O grupo parlamentar do Bloco exige ao governo português uma posição firme de salvaguarda dos legítimos direitos das comunidades indígenas, sublinhando que, caso o aval seja dado à construção, por parte do grupo Vila Galé, será destruída uma das maiores fontes de sustento da comunidade nativa Tupinambá.
Foto: Mário Vilela/Funai

O grupo hoteleiro português Vila Galé pretende construir dois empreendimentos de luxo no sul do estado da Bahia, no Brasil, em terras que foram reconhecidas pelo Supremo Tribunal de Justiça Brasileiro como sendo pertencentes aos índios Tupinambá de Olivença.

Por forma a viabilizar este pólo turístico, o Instituto Brasileiro de Turismo (Embratur) – órgão vinculado ao Ministério do Turismo do Brasil – tem vindo a pressionar a Fundação Nacional do Índio (Funai) para interromper o processo de demarcação e constituição da reserva indígena naquela área, atentando contra os direitos dos mais de 4600 índios Tupinambá de Olivença que lutam há anos pela constituição de uma reserva no seu território tradicional.

Mais recentemente, a comunidade nativa Tupinambá tem sido alvo de vários ataques, 180 dos quais por parte das entidades policiais.

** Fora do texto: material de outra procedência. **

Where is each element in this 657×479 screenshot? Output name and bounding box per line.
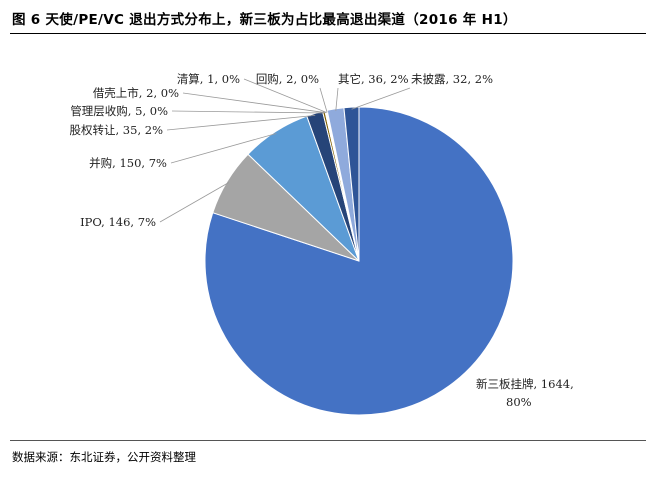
data-label-7: 清算, 1, 0% xyxy=(177,72,240,86)
data-label-4: 股权转让, 35, 2% xyxy=(70,123,164,137)
pie-slice-10 xyxy=(343,106,360,262)
data-label-5: 管理层收购, 5, 0% xyxy=(70,104,168,118)
leader-line-5 xyxy=(171,110,325,114)
leader-line-3 xyxy=(170,133,277,164)
data-labels: 新三板挂牌, 1644, 80% IPO, 146, 7% 并购, 150, 7% 股权… xyxy=(70,72,574,409)
figure-title: 图 6 天使/PE/VC 退出方式分布上，新三板为占比最高退出渠道（2016 年… xyxy=(12,12,517,28)
pie-slices xyxy=(204,106,514,416)
source-note: 数据来源：东北证券，公开资料整理 xyxy=(12,450,196,464)
data-label-2: IPO, 146, 7% xyxy=(80,215,156,229)
leader-line-2 xyxy=(159,182,229,223)
leader-line-8 xyxy=(319,87,328,113)
data-label-6: 借壳上市, 2, 0% xyxy=(93,86,179,100)
title-rule xyxy=(10,33,646,34)
source-rule xyxy=(10,440,646,441)
data-label-10: 未披露, 32, 2% xyxy=(411,72,493,86)
leader-line-10 xyxy=(351,87,411,110)
leader-line-7 xyxy=(243,78,327,113)
data-label-9: 其它, 36, 2% xyxy=(338,72,409,86)
data-label-8: 回购, 2, 0% xyxy=(256,72,319,86)
data-label-1: 新三板挂牌, 1644, 80% xyxy=(476,377,574,409)
leader-line-6 xyxy=(182,92,326,114)
leader-lines xyxy=(159,78,411,223)
leader-line-9 xyxy=(335,87,339,111)
data-label-3: 并购, 150, 7% xyxy=(89,156,167,170)
leader-line-4 xyxy=(166,115,316,131)
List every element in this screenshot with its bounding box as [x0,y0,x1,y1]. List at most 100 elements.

Mais de 30 índios foram assinados nos últimos anos, sem que ninguém tenha sido responsabilizado.

Conforme salientam os deputados bloquistas, “a ilegalidade que é evidenciada em todo este caso e que é coadunada com a petulância do grupo Vila Galé em levar avante o seu empreendimento corporativo e imobiliário sem olhar a quaisquer meios, vem demonstrar, mais uma vez, um total menosprezo pelas culturas indígenas e pelos direitos intrínsecos que estas comunidades detêm, assim como pela conservação da biodiversidade e desenvolvimento sustentável”.

“Os interesses da indústria turística, neste caso singularizados pelo grupo Vila Galé, não podem nem devem ser antepostos aos direitos humanos de uma comunidade que por demasiado tempo tem lutado contra as invasões das suas terras” defende o grupo parlamentar do Bloco.

Os bloquistas sinalizam que, caso o aval seja dado à construção do hotel de luxo por parte da rede hoteleira portuguesa Vila Galé, será destruída uma das maiores fontes de sustento da comunidade nativa Tupinambá, e manifestam a sua mais veemente condenação quanto a todo este caso, exigindo ao governo português uma posição firme de salvaguarda dos legítimos direitos da comunidade Tupinambá de Olivença.